If Thomas, Cameron, Cook, and Barnage can stay healthy for another season or two, we'll likely add another 4 players to the true positives, bumping it to a more healthy 40.5% in the validation set. To comment, it's notable the list includes 5 players that spent some time with the Patriots (Gronkowski, Hernandez, Hoomanawanui, Chandler, Bennett). It will be interesting to see if that list grows at all in the coming free-agency period, to confirm my suspicions that the Patriots are systematically better at selecting tight-ends than some other franchises.

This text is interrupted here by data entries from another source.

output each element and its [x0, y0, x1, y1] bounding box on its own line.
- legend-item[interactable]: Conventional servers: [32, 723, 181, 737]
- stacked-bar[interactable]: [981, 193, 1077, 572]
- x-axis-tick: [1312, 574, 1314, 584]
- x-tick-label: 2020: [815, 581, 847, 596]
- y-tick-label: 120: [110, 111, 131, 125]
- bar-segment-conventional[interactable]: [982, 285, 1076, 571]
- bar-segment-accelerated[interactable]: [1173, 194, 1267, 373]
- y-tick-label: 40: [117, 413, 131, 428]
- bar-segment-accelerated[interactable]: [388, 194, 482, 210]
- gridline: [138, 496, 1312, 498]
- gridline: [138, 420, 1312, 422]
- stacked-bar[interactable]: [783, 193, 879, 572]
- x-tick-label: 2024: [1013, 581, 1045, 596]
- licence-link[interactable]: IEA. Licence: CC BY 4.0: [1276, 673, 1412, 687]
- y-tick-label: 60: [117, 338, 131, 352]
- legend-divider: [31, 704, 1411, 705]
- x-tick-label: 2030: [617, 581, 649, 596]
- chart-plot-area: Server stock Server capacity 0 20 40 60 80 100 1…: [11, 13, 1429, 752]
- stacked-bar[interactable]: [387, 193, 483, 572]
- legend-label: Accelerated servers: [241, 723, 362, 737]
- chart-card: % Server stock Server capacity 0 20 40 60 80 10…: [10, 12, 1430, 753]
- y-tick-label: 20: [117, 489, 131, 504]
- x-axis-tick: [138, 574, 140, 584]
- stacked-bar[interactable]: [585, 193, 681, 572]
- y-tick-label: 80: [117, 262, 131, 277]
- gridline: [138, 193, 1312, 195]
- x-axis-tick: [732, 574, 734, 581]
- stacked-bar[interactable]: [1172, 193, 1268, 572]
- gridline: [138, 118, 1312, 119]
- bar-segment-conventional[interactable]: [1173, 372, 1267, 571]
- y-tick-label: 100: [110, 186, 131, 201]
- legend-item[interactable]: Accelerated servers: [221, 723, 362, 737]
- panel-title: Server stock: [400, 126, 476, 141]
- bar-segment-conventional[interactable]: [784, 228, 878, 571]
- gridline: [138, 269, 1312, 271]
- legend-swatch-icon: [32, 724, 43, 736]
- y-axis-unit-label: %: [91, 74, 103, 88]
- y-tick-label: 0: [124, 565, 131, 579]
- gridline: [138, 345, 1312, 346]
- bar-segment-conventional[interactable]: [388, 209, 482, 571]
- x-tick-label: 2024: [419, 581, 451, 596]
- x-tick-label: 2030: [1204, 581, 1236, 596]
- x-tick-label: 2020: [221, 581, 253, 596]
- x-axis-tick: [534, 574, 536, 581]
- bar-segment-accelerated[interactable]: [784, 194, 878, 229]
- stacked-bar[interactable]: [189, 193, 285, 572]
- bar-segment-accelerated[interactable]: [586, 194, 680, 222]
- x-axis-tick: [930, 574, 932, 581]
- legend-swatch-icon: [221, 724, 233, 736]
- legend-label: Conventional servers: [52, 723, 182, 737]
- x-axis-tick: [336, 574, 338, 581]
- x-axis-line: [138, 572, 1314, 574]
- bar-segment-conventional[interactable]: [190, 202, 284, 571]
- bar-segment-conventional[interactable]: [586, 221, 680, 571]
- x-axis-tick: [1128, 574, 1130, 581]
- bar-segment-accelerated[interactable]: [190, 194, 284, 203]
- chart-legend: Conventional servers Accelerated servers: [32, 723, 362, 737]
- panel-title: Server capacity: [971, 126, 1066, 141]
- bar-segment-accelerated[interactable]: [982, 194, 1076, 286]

True Negatives (Failed rule of 15% and GS < 64 at end of the 2016 season):

Year	Name	Bench	MSY%	Age%	SPDScore%	P(starter)
2007	Jonny Harline	15	81.89%	3.02%	31.18%	0.02
2007	Chad Upshaw	16	79.00%	61.29%	19.01%	0.06
2007	Martrez Milner	19	74.67%	66.27%	52.85%	0.13
2007	Joe Newton	20	70.47%	20.34%	18.44%	0.02
2007	Kevin Boss	19	65.88%	43.70%	37.26%	0.05
2007	Daniel Coats	34	63.25%	54.86%	26.43%	0.13
2007	Dante Rosario	20	56.69%	73.62%	46.39%	0.09
2007	Anthony Pudewell	15	41.34%	7.35%	2.85%	0.01
2007	Michael Allan	19	5.25%	15.88%	66.92%	0.01
2008	Evan Moore	16	82.55%	42.13%	21.67%	0.04
2008	Tom Santi	14	74.15%	75.72%	45.44%	0.13
2008	Jermichael Finley	20	71.92%	98.43%	23.57%	0.12
2008	John Carlson	20	67.98%	9.06%	21.29%	0.02
2008	Jacob Tamme	18	64.04%	51.57%	79.85%	0.14
2008	Derek Fine	24	61.42%	2.23%	44.68%	0.06
2008	Joey Haynos	17	58.79%	14.57%	20.72%	0.01
2008	Craig Stevens	27	33.20%	14.96%	93.73%	0.14
2008	Adam Bishop	21	28.74%	25.72%	4.75%	0.02
2008	Brad Cottam	24	17.19%	24.54%	90.87%	0.12
2008	Kolo Kapanui	23	5.38%	3.28%	15.21%	0.01
2009	James Casey	.	90.16%	0.13%	60.27%	0.04
2009	Davon Drew	17	88.45%	25.59%	61.22%	0.09
2009	Bear Pascoe	.	76.90%	49.74%	8.75%	0.02
2009	John Phillips	.	74.80%	89.63%	40.68%	0.12
2009	Shawn Nelson	19	69.69%	18.77%	89.54%	0.10
2009	Kory Sperry	20	63.65%	7.74%	46.77%	0.03
2009	Cornelius Ingram	21	58.14%	10.10%	69.20%	0.12
2009	Jared Bronson	.	50.26%	3.94%	76.43%	0.03
2009	Dan Gronkowski	26	43.83%	4.72%	45.06%	0.05
2009	Anthony Hill	21	36.61%	4.20%	50.38%	0.05
2009	Richard Quinn	24	19.55%	69.42%	48.29%	0.12
2010	Garrett Graham	20	81.76%	13.52%	62.55%	0.06
2010	Tony Moeaki	18	62.47%	60.24%	71.10%	0.13
2010	Colin Peek	19	48.29%	9.97%	14.45%	0.01
2010	Nate Byham	.	46.72%	91.08%	31.37%	0.06
2010	Jim Dray	17	24.80%	42.39%	27.19%	0.02
2010	Mandel Dixon	.	18.64%	20.21%	96.96%	0.03
2010	Fendi Onobun	.	9.45%	23.62%	98.67%	0.03
2010	Brody Eldrige	.	9.32%	53.81%	79.09%	0.04
2011	Lee Smith	25	75.85%	23.36%	24.33%	0.08
2011	Cameron Graham	18	75.46%	80.97%	4.37%	0.06
2011	Schuylar Oordt	18	73.49%	9.45%	89.35%	0.09
2011	Daniel Hardy	18	69.16%	15.49%	53.23%	0.04
2011	Allen Reisner	14	60.89%	71.65%	27.00%	0.06
2011	Weslye Saunders	19	50.13%	79.27%	68.44%	0.14
2011	Charlie Gantt	27	49.48%	35.43%	34.98%	0.08
2011	Larry Donnell	.	35.56%	74.02%	34.60%	0.03

In summary, "all models are wrong, some models are useful", but it appears we've got a fairly useful model that can help separate the chaff from the wheat when it comes to singling out potential long terms starters. NFL franchises, and fantasy football players, should be wary of acquiring prospects that fail our rule of 15%.